For a company pursuing ISO 27001, governance requirements are more explicit:

• Documented Information Security Management System (ISMS) scope and objectives
• Management commitment demonstrated through resource allocation and regular review
• Information security policy approved by leadership
• Defined roles for ISMS operation and maintenance

Key governance documents

Document	Purpose	Update frequency
Information security policy	Sets overall security direction and principles	Annual
Acceptable use policy	Defines appropriate use of company resources	Annual
Data classification policy	Establishes data handling requirements	Annual
Risk management policy	Defines risk assessment and treatment approach	Annual
Incident response plan	Outlines procedures for security incidents	Annual or after incidents
Business continuity plan	Ensures operations continue during disruptions	Annual with testing

Governance challenges

Lack of executive engagement. When leadership treats security as purely a technical concern, governance structures lack authority and resources.

Policy proliferation. Too many policies create confusion and reduce compliance.

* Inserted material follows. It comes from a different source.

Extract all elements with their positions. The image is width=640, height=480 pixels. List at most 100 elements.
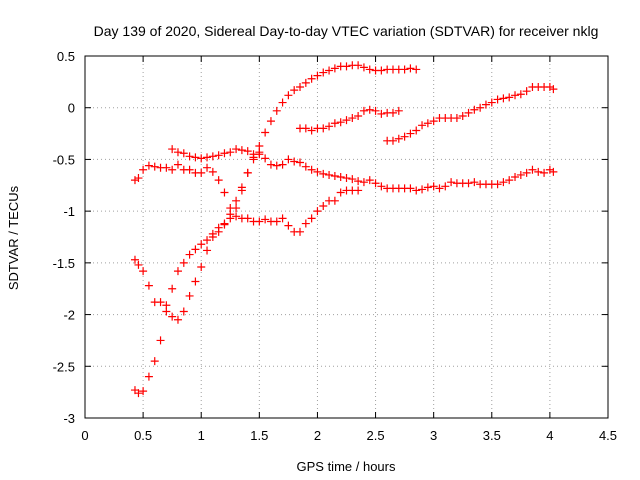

Focus on essential policies that are actually enforced.

Governance theater. Creating governance structures without real authority or accountability provides false assurance.

Pillar 2: Risk Management

Risk management is the systematic process of identifying, analyzing, and responding to risks that could affect the organization's objectives.

The risk management process

1. Risk identification

Identify potential threats and vulnerabilities across your environment:

• External threats: cyber attacks, regulatory changes, market disruptions
• Internal threats: employee errors, system failures, process breakdowns
• Third-party risks: vendor failures, supply chain compromises
• Emerging risks: new technologies, changing threat landscape

2. Risk assessment

Evaluate each risk based on likelihood and impact:

• Likelihood. How probable is this risk materializing? Consider threat capabilities, vulnerability exposure, and existing controls.
• Impact. What would be the consequence? Consider financial loss, reputational damage, regulatory penalties, and operational disruption.
• Risk level. Combine likelihood and impact to determine overall risk level, typically using a matrix or scoring system.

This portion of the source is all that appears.